Lastly, the reason so many physicians who perform abortions are having trouble obtaining admitting privileges is that hospitals often won’t grant them to doctors who don’t live within 30 miles. But none of Alabama’s abortion doctors live in the state for fear of harassment (or murder, as with George Tiller in Kansas) by anti-abortionists. They fly in from out of state, and as such, aren’t eligible for admitting privileges (which again, serve no medical purpose, and are opposed by the American Medical Association).

Missouri

In Missouri, women seeking abortions already have to wait 24 hours between their initial medical consultations and the operation itself. If a bill passed by the state legislature in May becomes law, that waiting period will triple, making Missouri the third state in the country, along with South Dakota and Utah, to impose a 72-hour waiting period for abortions. The legislation doesn’t contain any exemptions for rape or incest.
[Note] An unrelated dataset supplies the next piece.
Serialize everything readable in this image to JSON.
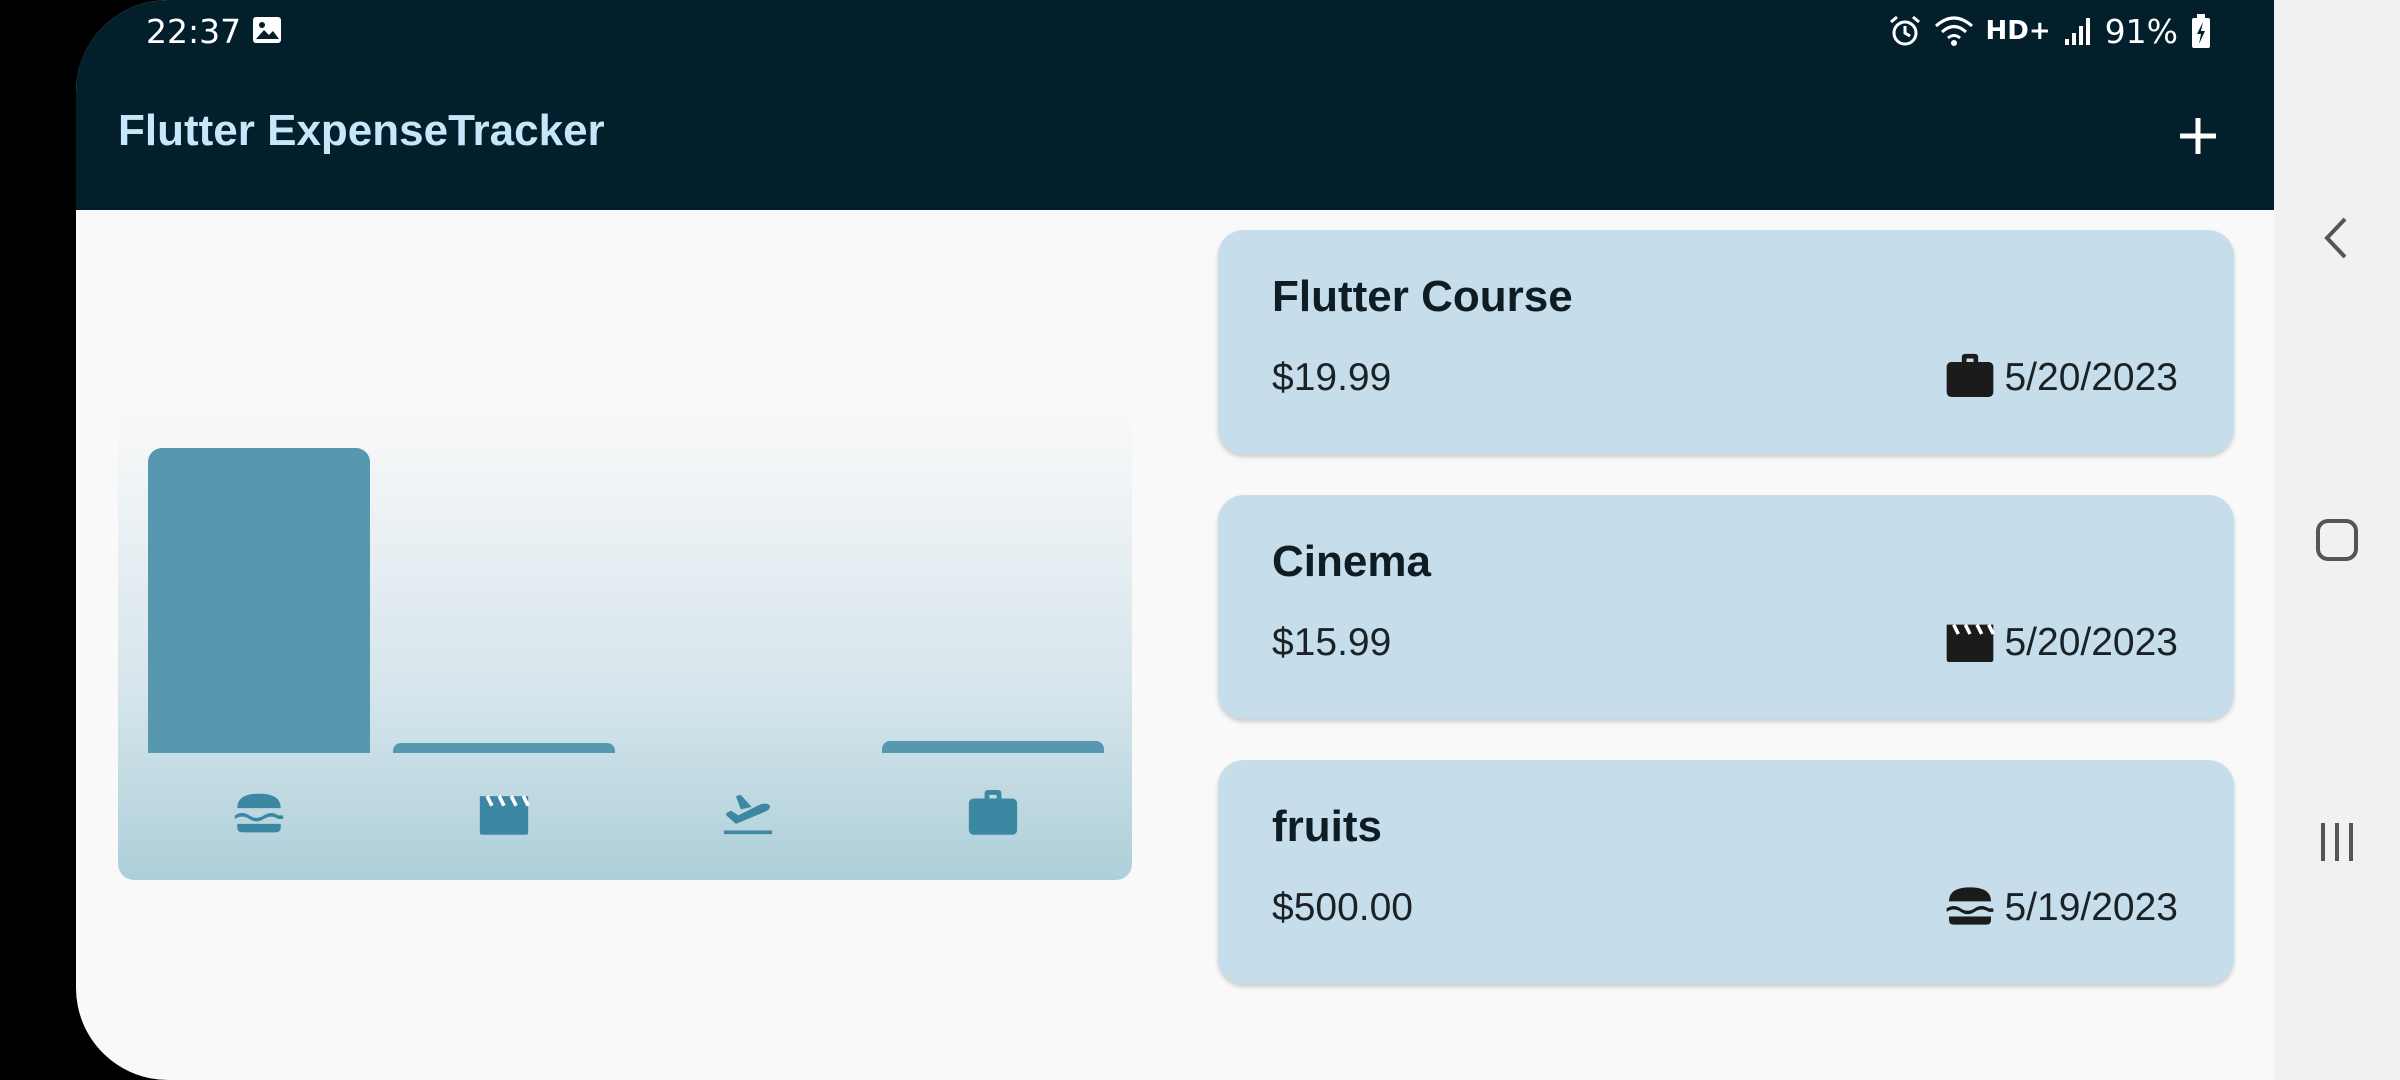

The bill’s Republican supporters have offered some particularly condescending justification for the legislation. Their main claim is that women, if left to their own devices, will rush into a decision without thinking it through.
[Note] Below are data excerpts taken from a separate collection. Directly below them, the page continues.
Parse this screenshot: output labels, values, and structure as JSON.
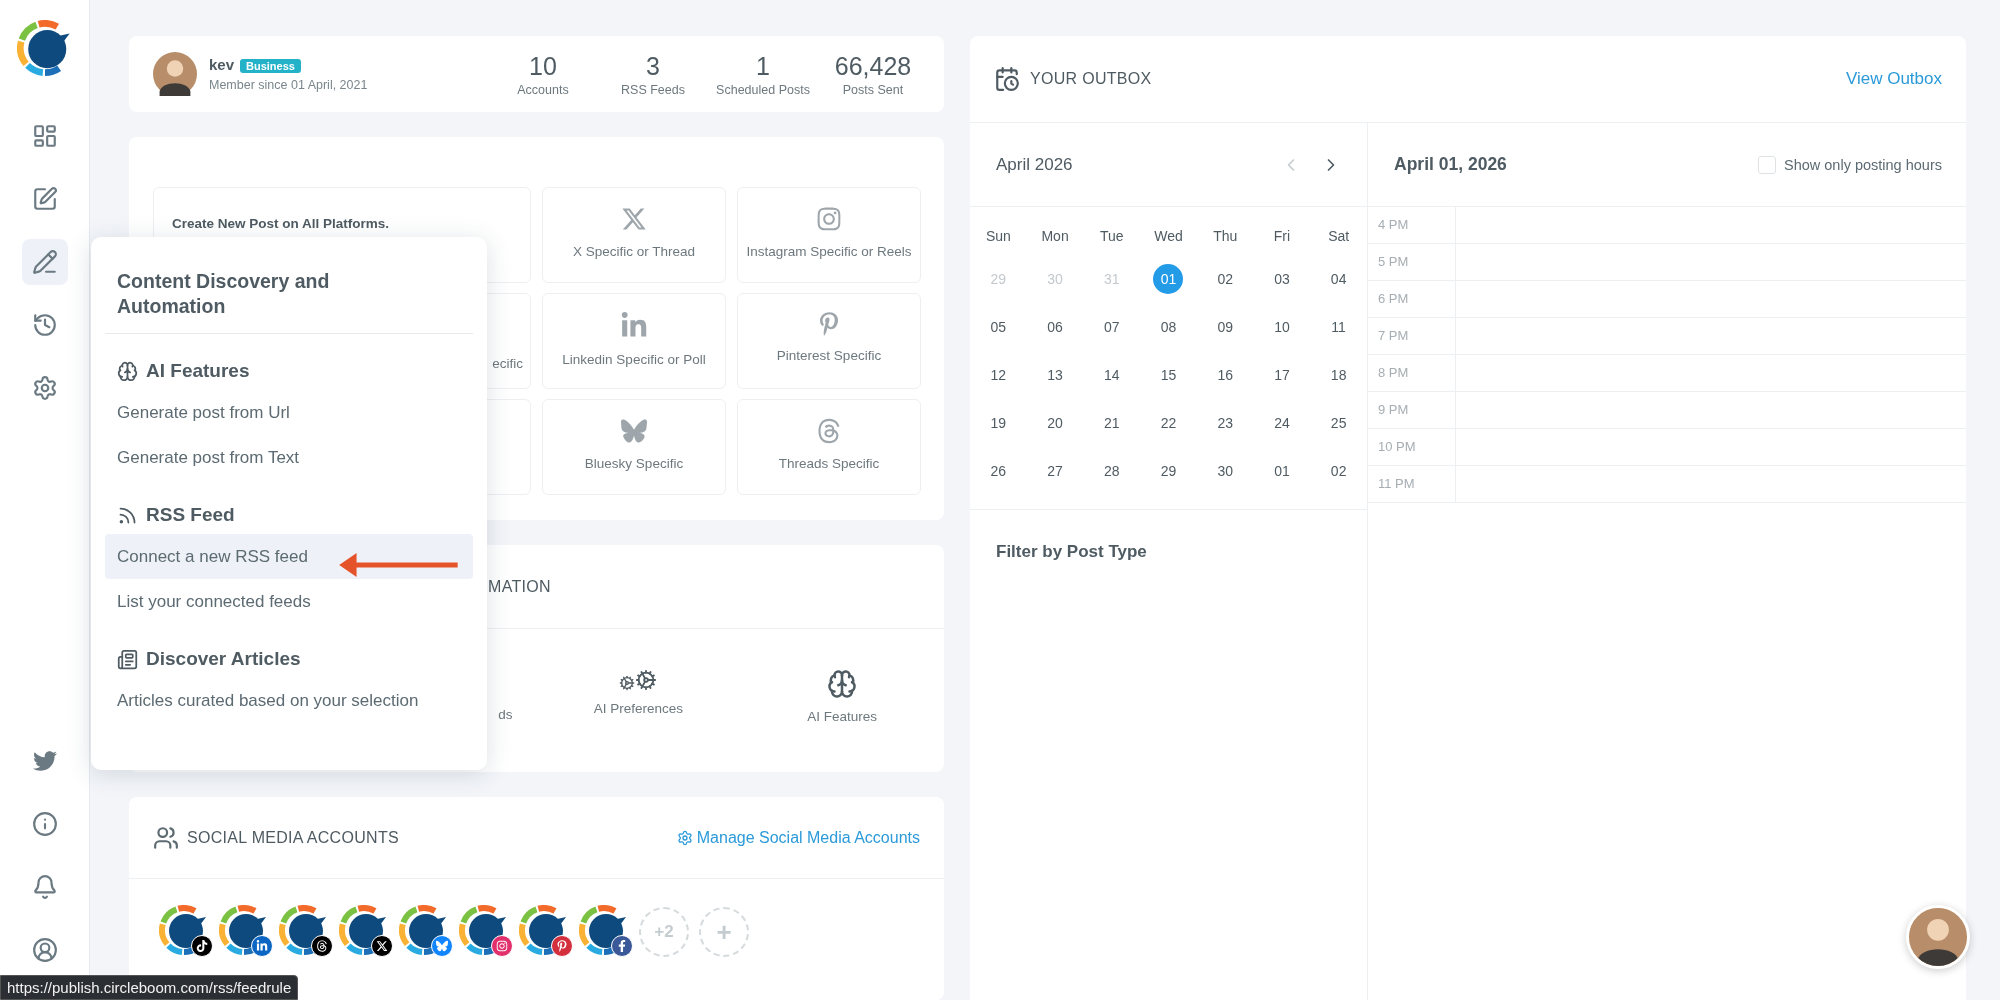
{
  "profile": {
    "name": "kev",
    "badge": "Business",
    "member_since": "Member since 01 April, 2021"
  },
  "stats": [
    {
      "value": "10",
      "label": "Accounts"
    },
    {
      "value": "3",
      "label": "RSS Feeds"
    },
    {
      "value": "1",
      "label": "Scheduled Posts"
    },
    {
      "value": "66,428",
      "label": "Posts Sent"
    }
  ],
  "post_card": {
    "main_tile": "Create New Post on All Platforms.",
    "cut_tile": "ecific",
    "tiles": [
      "X Specific or Thread",
      "Instagram Specific or Reels",
      "Linkedin Specific or Poll",
      "Pinterest Specific",
      "Bluesky Specific",
      "Threads Specific"
    ]
  },
  "automation": {
    "title": "MATION",
    "items": [
      "ds",
      "AI Preferences",
      "AI Features"
    ]
  },
  "social": {
    "title": "SOCIAL MEDIA ACCOUNTS",
    "manage_link": "Manage Social Media Accounts",
    "accounts": [
      {
        "color": "#000000"
      },
      {
        "color": "#0a66c2"
      },
      {
        "color": "#000000"
      },
      {
        "color": "#000000"
      },
      {
        "color": "#1185fe"
      },
      {
        "color": "#e1306c"
      },
      {
        "color": "#d32f3c"
      },
      {
        "color": "#3b5998"
      }
    ],
    "more": "+2",
    "add": "+"
  },
  "popup": {
    "title": "Content Discovery and Automation",
    "sections": [
      {
        "heading": "AI Features",
        "items": [
          {
            "label": "Generate post from Url",
            "selected": false
          },
          {
            "label": "Generate post from Text",
            "selected": false
          }
        ]
      },
      {
        "heading": "RSS Feed",
        "items": [
          {
            "label": "Connect a new RSS feed",
            "selected": true
          },
          {
            "label": "List your connected feeds",
            "selected": false
          }
        ]
      },
      {
        "heading": "Discover Articles",
        "items": [
          {
            "label": "Articles curated based on your selection",
            "selected": false
          }
        ]
      }
    ]
  },
  "outbox": {
    "title": "YOUR OUTBOX",
    "link": "View Outbox",
    "month": "April 2026",
    "weekdays": [
      "Sun",
      "Mon",
      "Tue",
      "Wed",
      "Thu",
      "Fri",
      "Sat"
    ],
    "weeks": [
      [
        {
          "day": "29",
          "outside_month": true,
          "selected": false
        },
        {
          "day": "30",
          "outside_month": true,
          "selected": false
        },
        {
          "day": "31",
          "outside_month": true,
          "selected": false
        },
        {
          "day": "01",
          "outside_month": false,
          "selected": true
        },
        {
          "day": "02",
          "outside_month": false,
          "selected": false
        },
        {
          "day": "03",
          "outside_month": false,
          "selected": false
        },
        {
          "day": "04",
          "outside_month": false,
          "selected": false
        }
      ],
      [
        {
          "day": "05",
          "outside_month": false,
          "selected": false
        },
        {
          "day": "06",
          "outside_month": false,
          "selected": false
        },
        {
          "day": "07",
          "outside_month": false,
          "selected": false
        },
        {
          "day": "08",
          "outside_month": false,
          "selected": false
        },
        {
          "day": "09",
          "outside_month": false,
          "selected": false
        },
        {
          "day": "10",
          "outside_month": false,
          "selected": false
        },
        {
          "day": "11",
          "outside_month": false,
          "selected": false
        }
      ],
      [
        {
          "day": "12",
          "outside_month": false,
          "selected": false
        },
        {
          "day": "13",
          "outside_month": false,
          "selected": false
        },
        {
          "day": "14",
          "outside_month": false,
          "selected": false
        },
        {
          "day": "15",
          "outside_month": false,
          "selected": false
        },
        {
          "day": "16",
          "outside_month": false,
          "selected": false
        },
        {
          "day": "17",
          "outside_month": false,
          "selected": false
        },
        {
          "day": "18",
          "outside_month": false,
          "selected": false
        }
      ],
      [
        {
          "day": "19",
          "outside_month": false,
          "selected": false
        },
        {
          "day": "20",
          "outside_month": false,
          "selected": false
        },
        {
          "day": "21",
          "outside_month": false,
          "selected": false
        },
        {
          "day": "22",
          "outside_month": false,
          "selected": false
        },
        {
          "day": "23",
          "outside_month": false,
          "selected": false
        },
        {
          "day": "24",
          "outside_month": false,
          "selected": false
        },
        {
          "day": "25",
          "outside_month": false,
          "selected": false
        }
      ],
      [
        {
          "day": "26",
          "outside_month": false,
          "selected": false
        },
        {
          "day": "27",
          "outside_month": false,
          "selected": false
        },
        {
          "day": "28",
          "outside_month": false,
          "selected": false
        },
        {
          "day": "29",
          "outside_month": false,
          "selected": false
        },
        {
          "day": "30",
          "outside_month": false,
          "selected": false
        },
        {
          "day": "01",
          "outside_month": false,
          "selected": false
        },
        {
          "day": "02",
          "outside_month": false,
          "selected": false
        }
      ]
    ],
    "filter_title": "Filter by Post Type",
    "day_title": "April 01, 2026",
    "posting_hours": {
      "label": "Show only posting hours",
      "checked": false
    },
    "hours": [
      "4 PM",
      "5 PM",
      "6 PM",
      "7 PM",
      "8 PM",
      "9 PM",
      "10 PM",
      "11 PM"
    ]
  },
  "status_url": "https://publish.circleboom.com/rss/feedrule"
}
“We are not denying the mother her rights, but simply asking her to give more thought before making a decision that she may later regret,” said Rep. Kevin Elmer.

Governor Jay Nixon hasn’t said whether he’ll sign the bill or not, but he did call it an “extreme proposal,” giving pro-choice activists in the state some hope that he’ll veto it.

Mississippi

Mississippi is frequently sued for its incremental attempts to restrict abortion access. In April, Governor Phil Bryant signed a bill that bans abortions after 20 weeks — not from conception, but from the start of the woman’s last menstrual cycle. That can happen up to two weeks before fertilization, so this is effectively an 18 week ban.

But this isn’t the law that landed the state in court — that would be the admitting privileges law, which is similar to those in other states. The difference is that Mississippi has only one abortion clinic, and none of the 13 regional hospitals have been willing to grant it admitting privileges. In short, then, this law would outlaw abortion in the state of Mississippi.

The law is currently in a peculiar bit of legal limbo; while a judge allowed it to nominally take effect, he also blocked the closure of the Jackson Women’s Health Organization. A federal appeals court is currently reviewing the law.

North Dakota

By leaps and bounds the most restrictive abortion law in the country, North Dakota’s fetal heartbeat law bans abortions after six weeks. It was signed by Governor Jack Dalrymple in 2013, temporarily blocked by a federal judge before it could take effect, and then, in April, struck down completely by that same judge, who called the law “invalid and unconstitutional.”

Nevertheless, North Dakota’s Attorney General decided to appeal the ruling — and if the case makes its way to the Supreme Court, it could pose an existential threat to abortion access throughout the country. That’s because state attorneys, in crafting their legal case, aren’t merely defending the fetal heartbeat law; they’re defending it on the grounds that the very “underpinnings” of Roe v. Wade are no longer valid.

For example, the state is advancing the rather outlandish argument that fetal viability begins not at 22-24 weeks, as is commonly accepted, but at conception, because newly-created embryos can survive in a test tube for two to six days prior to in vitro fertilization.

It’s an absurd way to define “viability,” and a lower court rejected it, but that doesn’t matter. What matters is that the Supreme Court may very well end up considering this argument.

When signing the law, Dalrymple made his priorities clear. While he admitted that “the likelihood of this measure surviving a court challenge remains in question,” he nonetheless defended it as “a legitimate attempt by a state legislature to discover the boundaries of Roe v. Wade.”